Sunday, March 5, 2017

On Failing Greatly - Slice of Life Day 5

Naming your blog: the first thing you have to do to sign up for this challenge. You have to have a name. And then you have to explain your name. Today is my "Naming Story."

I'm sure there are a good portion of us out in the blogger verse who have had trouble naming our blog. I couldn't decide how much information I wanted to divulge - I want some degree of anonymity. And yet, I want the name to represent some aspect of me. I don't have a name that works with some sort of writing or thinking pun, so that was out. I have sort of a dark sense of humor, so some of my personal ideas were obscure or subversive and I didn't feel like sharing that with other teachers (sorry, friends!).

My first idea: "Decision Fatigue" (OMG I just realized this is like naming a band!). I recently read an article someone posted on Facebook about why teachers are so tired. One of the main reasons is "decision fatigue," which struck a chord with me. I am SUPER TIRED every day! So I thought that might be appropriate.

Another idea: “Less Inspiration, more perspiration.” This was something I said in regards to a training I went to one day. I’m not sure if this is everyone’s experience, but my personal opinion is that teachers need time to work, collaborate, professionally develop in their area of choice, and be treated like professionals. Too often, I will go to a training and it will be about pumping us up, boosting morale, being “awesome”. And while that can be fun and entertaining, sometimes it feels like the hard work never gets done.

Two disclaimers:
  1. Please don’t be offended if you thrive on these types of speakers,TED Talks, etc - I can appreciate them, but I just have had to sit through a lot of them, while other things are falling by the wayside. I am a career-switcher to teaching, and experience in private sector seems to make a big difference when it comes to these things. (I will say - I will watch any KID PRESIDENT video put in front of me. Love him!)
  2. You need to know the context of my personality - I am very serious about work. I went to one party in college (and it was a music sorority!). I practiced singing 3 hours a day because I wanted to be a professional opera singer (overkill - I damaged my voice in grad school). I am a very focused person to the point where it can be a character flaw.  

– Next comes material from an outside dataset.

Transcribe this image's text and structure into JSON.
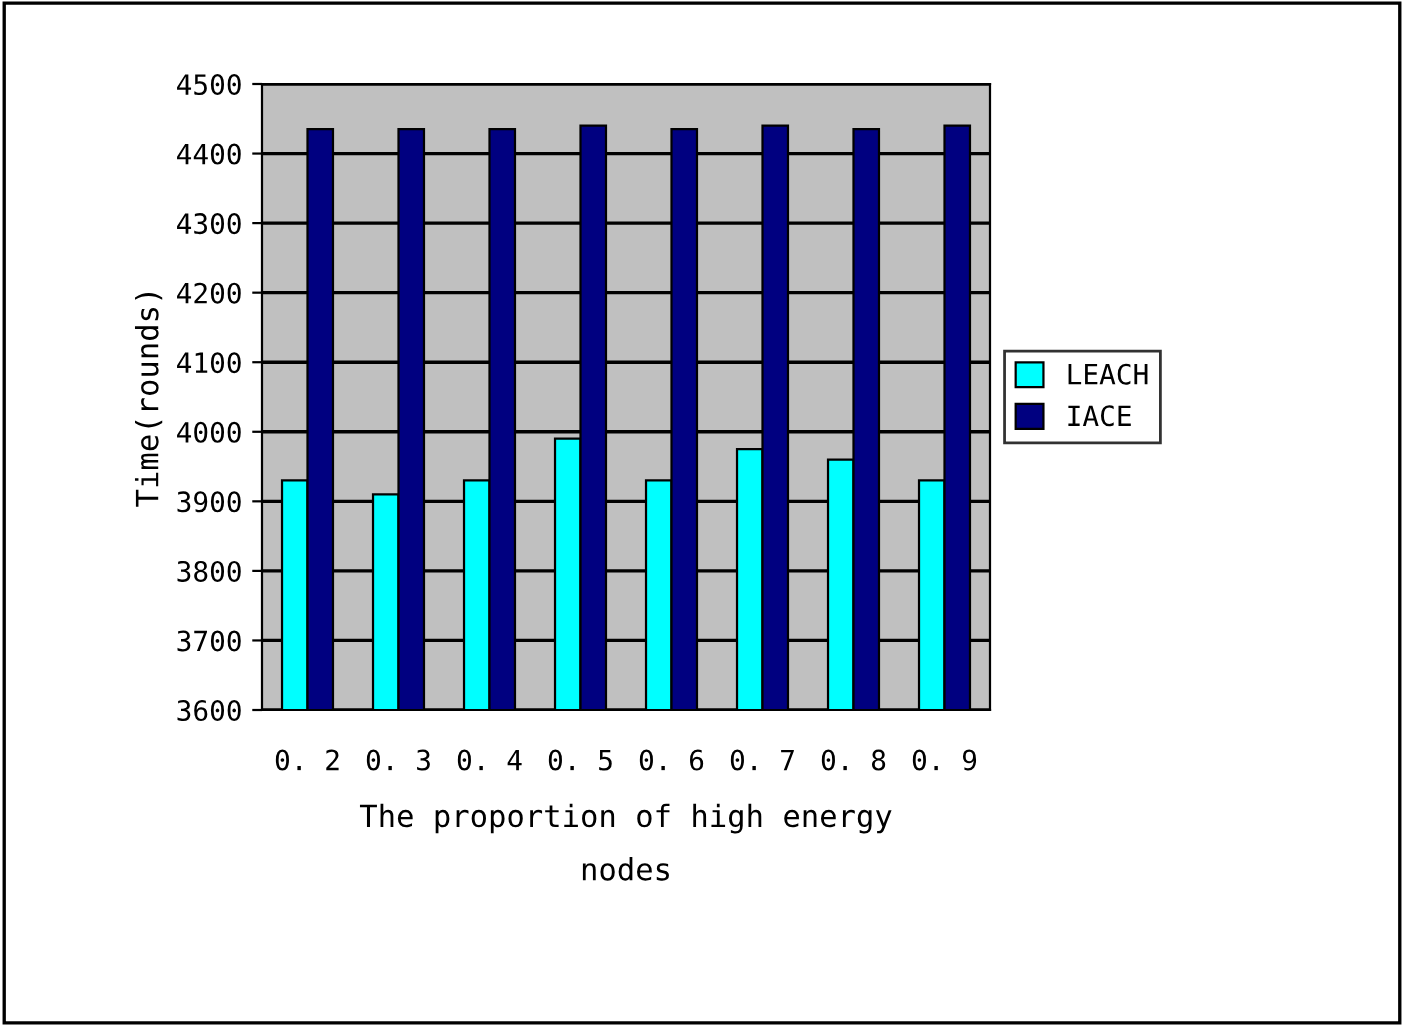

Then, one night, I came across a quote by Robert F. Kennedy. I have been fanatic of RFK for most of my life. I mean, I have TAPESTRIES with his image. I have campaign buttons. I donate to the Robert F. Kennedy Center for Justice and Human Rights. I have an 8x10 framed picture of him on my bookshelf. I have all of his books (read them, they are great!).

Anyway, I started reading some of his old speeches, and I was struck at the difference in rhetoric today. I mean, today, we are dealing with a citizenry who believe a very limited vocabulary is OK. Contrast it with this from RFK’s 1966 speech in South Africa:

“Each time a man stands up for an ideal, or acts to improve the lot of others, or strikes out against injustice, he sends forth a tiny ripple of hope, and crossing each other from a million different centers of energy and daring, those ripples build a current that can sweep down the mightiest walls of oppression and resistance.”

It’s beautiful. It’s poetry. RFK would quote Shakespeare, not Breitbart! Imagine…

In any case, when I came across this quote: “Only those who dare to fail greatly can ever achieve greatly,” (from the speech listed above), I had an epiphany: This is what I was doing. This is what teachers do every day. This is what we try to get our students to accept. We have to go beyond our comfort zone in life. We have to be willing to fall flat on our face blogging (in my case)!

I have failed so many times in life, and I need to embrace it. Let’s stop feeling bad about being negative - failure is part of growing. It’s what you do after the failure that matters. It’s the perseverance that allows you to get closer to achievement.

I settled upon the title “Failing Greatly”, and I felt pretty good about it. I set up my blog, I signed up for the SOL, I was set.

Then, I hit a wall.

I couldn’t access my blog. I kept typing in the title and getting a message that I didn’t have permission to view my own blog. I was confused.

And then, I realized….

I typed the title wrong. I used only one “g”. My blog is “failingreatly” with only one g! A typo! A mistake! I failed and I was stuck because I already submitted my info to the SOL moderators!


What could possibly be a more perfect example of “failing greatly” than naming my blog with the WRONG name? Lesson learned.


  1. I'm glad I read how you arrived at the name of your blog. It stands for so much more than a glance can tell. I agree that we must continue even in failure. You don't grow and learn from familiarity.

  2. I love the name of your blog, and I totally appreciated hearing the line of thinking you went through to name it. It's a great name.

  3. I love both the title and the "fail" that came with it. My sister's birth certificate lists her name as "Patrica" not "Patricia." Mistakes happen!

  4. I love this story. And you could make the fail that came with it into a TED talk. (Sorry, that was a little spicy, we might have some of the same feelings about such things. I Love in small doses...small being the keyword.) Thanks for sharing.